Marat inconnu : l' homme privé, le médecin, le savant : d'après des documents nouveaux et inédits

192 MARAT INCONNU

À dire vrai, son entrée dans la vie publique marque une ligne de démarcation dans son existence. Il a conscience du rôle écrasant qui lui incombe, et désormais sacrifie sa fortune et son repos au triomphe des idées qu'il défend.

Il n’est rien autre que l'ami du peuple et, à cet effet, il est entré, de plein pied, dans la peau de son personnage. Il donne tous les jours audience aux malheureux qui encombrent son antichambre, laquelle devient, par instants, une sorte de Cour des miracles.

Ce sont là les sujets dont il est le roi sans conteste. A-t-il besoin pour les recevoir d’étaler un luxe insultant ?
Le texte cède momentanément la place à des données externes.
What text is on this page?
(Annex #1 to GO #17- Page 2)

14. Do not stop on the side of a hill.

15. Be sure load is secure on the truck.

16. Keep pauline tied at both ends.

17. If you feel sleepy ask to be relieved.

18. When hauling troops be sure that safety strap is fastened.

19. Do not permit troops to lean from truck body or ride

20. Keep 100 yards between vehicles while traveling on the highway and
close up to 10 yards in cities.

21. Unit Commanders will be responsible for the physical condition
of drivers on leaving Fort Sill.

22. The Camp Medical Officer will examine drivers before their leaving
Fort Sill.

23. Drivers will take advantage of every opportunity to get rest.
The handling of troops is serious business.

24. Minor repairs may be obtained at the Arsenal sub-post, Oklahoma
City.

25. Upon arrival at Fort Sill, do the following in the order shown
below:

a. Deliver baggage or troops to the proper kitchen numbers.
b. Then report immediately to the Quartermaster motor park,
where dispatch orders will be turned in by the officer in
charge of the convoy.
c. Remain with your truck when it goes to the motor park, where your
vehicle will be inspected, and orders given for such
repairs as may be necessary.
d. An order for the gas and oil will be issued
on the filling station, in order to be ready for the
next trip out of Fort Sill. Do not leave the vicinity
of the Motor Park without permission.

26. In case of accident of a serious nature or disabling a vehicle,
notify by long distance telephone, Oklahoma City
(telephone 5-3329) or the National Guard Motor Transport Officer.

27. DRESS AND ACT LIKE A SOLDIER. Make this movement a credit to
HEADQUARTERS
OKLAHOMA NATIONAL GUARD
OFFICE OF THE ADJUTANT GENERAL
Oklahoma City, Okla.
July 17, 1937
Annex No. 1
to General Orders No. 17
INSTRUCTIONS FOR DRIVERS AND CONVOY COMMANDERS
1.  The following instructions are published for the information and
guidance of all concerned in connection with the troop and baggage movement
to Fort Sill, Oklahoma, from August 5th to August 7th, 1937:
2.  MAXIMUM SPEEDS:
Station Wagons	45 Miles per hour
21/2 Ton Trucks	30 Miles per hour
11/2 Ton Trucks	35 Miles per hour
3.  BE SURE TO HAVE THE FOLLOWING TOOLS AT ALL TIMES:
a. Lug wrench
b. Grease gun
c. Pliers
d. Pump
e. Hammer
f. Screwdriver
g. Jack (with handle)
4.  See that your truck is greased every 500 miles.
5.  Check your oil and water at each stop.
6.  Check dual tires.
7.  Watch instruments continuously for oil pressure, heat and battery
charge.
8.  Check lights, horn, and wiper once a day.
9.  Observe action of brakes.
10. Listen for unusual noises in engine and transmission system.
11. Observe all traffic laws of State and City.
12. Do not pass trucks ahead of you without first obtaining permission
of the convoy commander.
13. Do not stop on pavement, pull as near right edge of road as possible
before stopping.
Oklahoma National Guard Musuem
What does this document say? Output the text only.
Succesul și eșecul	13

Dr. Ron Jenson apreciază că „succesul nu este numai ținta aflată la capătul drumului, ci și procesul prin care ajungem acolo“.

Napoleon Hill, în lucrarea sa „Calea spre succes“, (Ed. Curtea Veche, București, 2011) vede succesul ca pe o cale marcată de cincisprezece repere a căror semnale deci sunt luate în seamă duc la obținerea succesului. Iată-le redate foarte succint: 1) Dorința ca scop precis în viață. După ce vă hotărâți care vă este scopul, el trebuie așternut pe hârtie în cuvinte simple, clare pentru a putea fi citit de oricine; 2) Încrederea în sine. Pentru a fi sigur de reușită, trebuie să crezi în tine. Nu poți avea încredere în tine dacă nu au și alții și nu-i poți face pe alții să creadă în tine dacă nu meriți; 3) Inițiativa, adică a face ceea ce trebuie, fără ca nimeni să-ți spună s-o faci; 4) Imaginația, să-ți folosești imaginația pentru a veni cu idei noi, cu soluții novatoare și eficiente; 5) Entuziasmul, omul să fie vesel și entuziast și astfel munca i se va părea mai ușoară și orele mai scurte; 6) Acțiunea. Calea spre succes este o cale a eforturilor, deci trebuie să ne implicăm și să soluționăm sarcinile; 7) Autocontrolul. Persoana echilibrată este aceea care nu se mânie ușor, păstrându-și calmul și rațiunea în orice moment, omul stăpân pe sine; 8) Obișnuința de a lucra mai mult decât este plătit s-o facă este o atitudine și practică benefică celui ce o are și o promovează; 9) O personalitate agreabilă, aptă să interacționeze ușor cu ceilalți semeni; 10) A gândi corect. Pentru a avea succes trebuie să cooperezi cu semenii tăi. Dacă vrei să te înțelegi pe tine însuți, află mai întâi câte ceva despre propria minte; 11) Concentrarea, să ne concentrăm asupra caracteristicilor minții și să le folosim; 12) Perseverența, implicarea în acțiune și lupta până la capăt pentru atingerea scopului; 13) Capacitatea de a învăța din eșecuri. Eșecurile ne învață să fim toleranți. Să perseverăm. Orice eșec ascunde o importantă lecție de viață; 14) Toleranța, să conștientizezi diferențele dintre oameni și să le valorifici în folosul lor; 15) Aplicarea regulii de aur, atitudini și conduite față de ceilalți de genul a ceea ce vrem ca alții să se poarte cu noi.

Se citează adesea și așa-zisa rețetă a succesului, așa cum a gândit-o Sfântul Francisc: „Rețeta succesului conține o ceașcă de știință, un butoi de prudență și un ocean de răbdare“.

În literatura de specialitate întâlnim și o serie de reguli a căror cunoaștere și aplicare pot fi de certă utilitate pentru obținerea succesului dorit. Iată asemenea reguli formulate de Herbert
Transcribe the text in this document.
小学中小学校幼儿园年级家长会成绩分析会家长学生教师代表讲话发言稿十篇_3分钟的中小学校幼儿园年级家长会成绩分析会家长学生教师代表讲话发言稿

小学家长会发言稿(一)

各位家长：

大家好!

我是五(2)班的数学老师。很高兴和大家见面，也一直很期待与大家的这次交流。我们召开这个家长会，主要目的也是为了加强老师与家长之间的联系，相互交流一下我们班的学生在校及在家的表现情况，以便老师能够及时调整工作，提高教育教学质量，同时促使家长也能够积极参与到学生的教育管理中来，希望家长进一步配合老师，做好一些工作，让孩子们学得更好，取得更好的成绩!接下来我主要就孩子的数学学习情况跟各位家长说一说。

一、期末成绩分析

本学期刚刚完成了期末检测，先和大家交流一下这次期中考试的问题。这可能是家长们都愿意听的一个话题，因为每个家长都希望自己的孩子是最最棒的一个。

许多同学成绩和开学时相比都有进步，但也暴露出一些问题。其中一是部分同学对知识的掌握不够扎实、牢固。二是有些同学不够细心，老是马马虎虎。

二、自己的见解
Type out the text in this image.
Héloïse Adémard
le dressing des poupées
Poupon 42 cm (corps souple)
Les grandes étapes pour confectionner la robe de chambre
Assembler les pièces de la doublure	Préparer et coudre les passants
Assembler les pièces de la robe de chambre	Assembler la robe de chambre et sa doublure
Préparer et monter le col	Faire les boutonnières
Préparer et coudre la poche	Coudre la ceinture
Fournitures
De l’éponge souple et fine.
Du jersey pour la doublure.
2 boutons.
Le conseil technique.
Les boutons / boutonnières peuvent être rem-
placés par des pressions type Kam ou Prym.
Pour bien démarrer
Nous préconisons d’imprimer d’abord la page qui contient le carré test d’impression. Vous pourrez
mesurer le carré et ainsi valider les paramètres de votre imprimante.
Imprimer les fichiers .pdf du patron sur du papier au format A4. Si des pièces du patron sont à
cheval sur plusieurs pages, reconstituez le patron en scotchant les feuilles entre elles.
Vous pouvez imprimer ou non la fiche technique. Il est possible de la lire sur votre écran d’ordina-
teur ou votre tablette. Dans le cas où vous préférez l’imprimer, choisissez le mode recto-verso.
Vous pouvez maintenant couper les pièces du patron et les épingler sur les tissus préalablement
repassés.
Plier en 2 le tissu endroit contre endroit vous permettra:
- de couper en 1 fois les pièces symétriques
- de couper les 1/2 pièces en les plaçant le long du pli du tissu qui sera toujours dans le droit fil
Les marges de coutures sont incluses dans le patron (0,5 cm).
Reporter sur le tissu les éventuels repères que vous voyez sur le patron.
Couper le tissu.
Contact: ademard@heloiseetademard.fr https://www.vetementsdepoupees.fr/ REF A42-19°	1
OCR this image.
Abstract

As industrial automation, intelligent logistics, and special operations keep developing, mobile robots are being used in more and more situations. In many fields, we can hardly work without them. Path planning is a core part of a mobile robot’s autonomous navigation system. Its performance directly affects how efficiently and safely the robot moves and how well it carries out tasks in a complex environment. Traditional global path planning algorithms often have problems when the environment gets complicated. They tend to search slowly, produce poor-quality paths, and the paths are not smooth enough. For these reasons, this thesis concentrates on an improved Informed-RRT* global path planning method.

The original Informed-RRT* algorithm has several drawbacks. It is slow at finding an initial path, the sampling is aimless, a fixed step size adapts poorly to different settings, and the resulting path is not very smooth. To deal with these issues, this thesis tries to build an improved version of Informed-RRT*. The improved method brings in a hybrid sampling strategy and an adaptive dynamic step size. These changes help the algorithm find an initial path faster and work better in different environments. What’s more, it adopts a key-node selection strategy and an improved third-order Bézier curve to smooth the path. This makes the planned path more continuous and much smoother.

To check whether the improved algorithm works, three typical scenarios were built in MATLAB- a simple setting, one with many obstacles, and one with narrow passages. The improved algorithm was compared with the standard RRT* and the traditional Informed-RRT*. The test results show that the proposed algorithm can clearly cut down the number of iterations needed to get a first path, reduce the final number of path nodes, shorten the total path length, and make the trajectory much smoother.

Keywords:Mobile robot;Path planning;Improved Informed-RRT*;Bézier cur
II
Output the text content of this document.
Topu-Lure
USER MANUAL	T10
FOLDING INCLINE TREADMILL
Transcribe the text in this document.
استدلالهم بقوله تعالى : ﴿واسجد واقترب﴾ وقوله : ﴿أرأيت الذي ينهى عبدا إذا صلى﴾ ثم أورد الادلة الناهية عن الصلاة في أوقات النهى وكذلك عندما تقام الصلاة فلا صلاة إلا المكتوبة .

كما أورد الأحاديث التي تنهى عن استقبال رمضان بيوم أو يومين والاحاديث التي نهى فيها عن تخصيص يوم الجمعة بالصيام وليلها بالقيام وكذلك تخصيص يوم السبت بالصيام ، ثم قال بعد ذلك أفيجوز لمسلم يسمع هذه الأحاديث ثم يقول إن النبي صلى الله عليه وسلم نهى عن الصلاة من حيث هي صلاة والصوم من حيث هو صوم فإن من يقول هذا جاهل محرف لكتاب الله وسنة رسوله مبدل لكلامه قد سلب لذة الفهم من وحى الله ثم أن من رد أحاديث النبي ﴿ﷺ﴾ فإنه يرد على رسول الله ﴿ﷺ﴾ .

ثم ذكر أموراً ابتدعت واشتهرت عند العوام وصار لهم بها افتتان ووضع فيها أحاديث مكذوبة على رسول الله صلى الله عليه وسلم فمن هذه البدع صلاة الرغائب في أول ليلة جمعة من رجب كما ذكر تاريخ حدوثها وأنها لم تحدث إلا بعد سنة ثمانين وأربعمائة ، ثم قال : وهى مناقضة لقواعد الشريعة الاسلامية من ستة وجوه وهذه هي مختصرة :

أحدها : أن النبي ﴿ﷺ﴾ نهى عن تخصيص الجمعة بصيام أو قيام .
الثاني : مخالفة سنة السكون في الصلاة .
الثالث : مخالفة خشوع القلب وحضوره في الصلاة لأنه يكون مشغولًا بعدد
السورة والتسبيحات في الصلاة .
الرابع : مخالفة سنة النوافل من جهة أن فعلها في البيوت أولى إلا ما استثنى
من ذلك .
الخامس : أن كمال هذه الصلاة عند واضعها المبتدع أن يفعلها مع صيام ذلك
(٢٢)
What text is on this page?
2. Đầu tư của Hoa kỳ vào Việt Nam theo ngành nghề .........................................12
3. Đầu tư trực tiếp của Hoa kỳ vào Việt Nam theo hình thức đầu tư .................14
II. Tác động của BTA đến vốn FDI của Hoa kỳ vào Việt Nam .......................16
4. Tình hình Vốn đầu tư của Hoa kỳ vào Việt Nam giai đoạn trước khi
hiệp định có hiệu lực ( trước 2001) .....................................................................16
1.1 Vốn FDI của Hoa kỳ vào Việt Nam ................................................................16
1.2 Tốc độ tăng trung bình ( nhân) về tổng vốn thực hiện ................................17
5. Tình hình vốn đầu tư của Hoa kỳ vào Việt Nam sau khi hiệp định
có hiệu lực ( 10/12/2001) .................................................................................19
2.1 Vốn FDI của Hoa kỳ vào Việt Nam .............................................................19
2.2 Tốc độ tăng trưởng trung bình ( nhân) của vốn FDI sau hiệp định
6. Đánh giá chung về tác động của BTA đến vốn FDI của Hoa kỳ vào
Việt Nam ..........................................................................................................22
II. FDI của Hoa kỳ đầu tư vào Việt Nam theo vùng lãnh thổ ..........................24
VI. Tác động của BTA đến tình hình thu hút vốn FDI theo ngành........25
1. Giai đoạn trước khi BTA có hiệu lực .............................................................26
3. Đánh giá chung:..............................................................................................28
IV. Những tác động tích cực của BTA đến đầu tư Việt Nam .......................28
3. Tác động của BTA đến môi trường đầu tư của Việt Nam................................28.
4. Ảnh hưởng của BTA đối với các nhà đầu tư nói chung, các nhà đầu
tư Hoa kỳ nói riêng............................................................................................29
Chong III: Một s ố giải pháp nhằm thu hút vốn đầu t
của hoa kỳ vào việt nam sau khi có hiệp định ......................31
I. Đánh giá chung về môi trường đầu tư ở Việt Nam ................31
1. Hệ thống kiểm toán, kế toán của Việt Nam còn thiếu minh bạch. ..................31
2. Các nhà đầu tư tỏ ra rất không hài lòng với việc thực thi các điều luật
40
Chez lui, il se contentera de bottes sans bas, d'une vieille culotte de peau, d’une veste de taffetas blanc (1).

C'est évidemment à une époque antérieure à la Révolution que doit se rapporter la description qu'a laissée de son appartement un de ses ennemis politiques ; description reproduite depuis avec tant de haineux commentaires par les détracteurs du tribun.

N'y avait-il pas un intérêt de premier ordre à montrer le prétendu démocrate se dépensant en galanteries « dans un salon très frais, meublé en damas bleu et blanc, décoré de rideaux de soie

(1) Mémoires de Mne Roland, t. II, p. 191.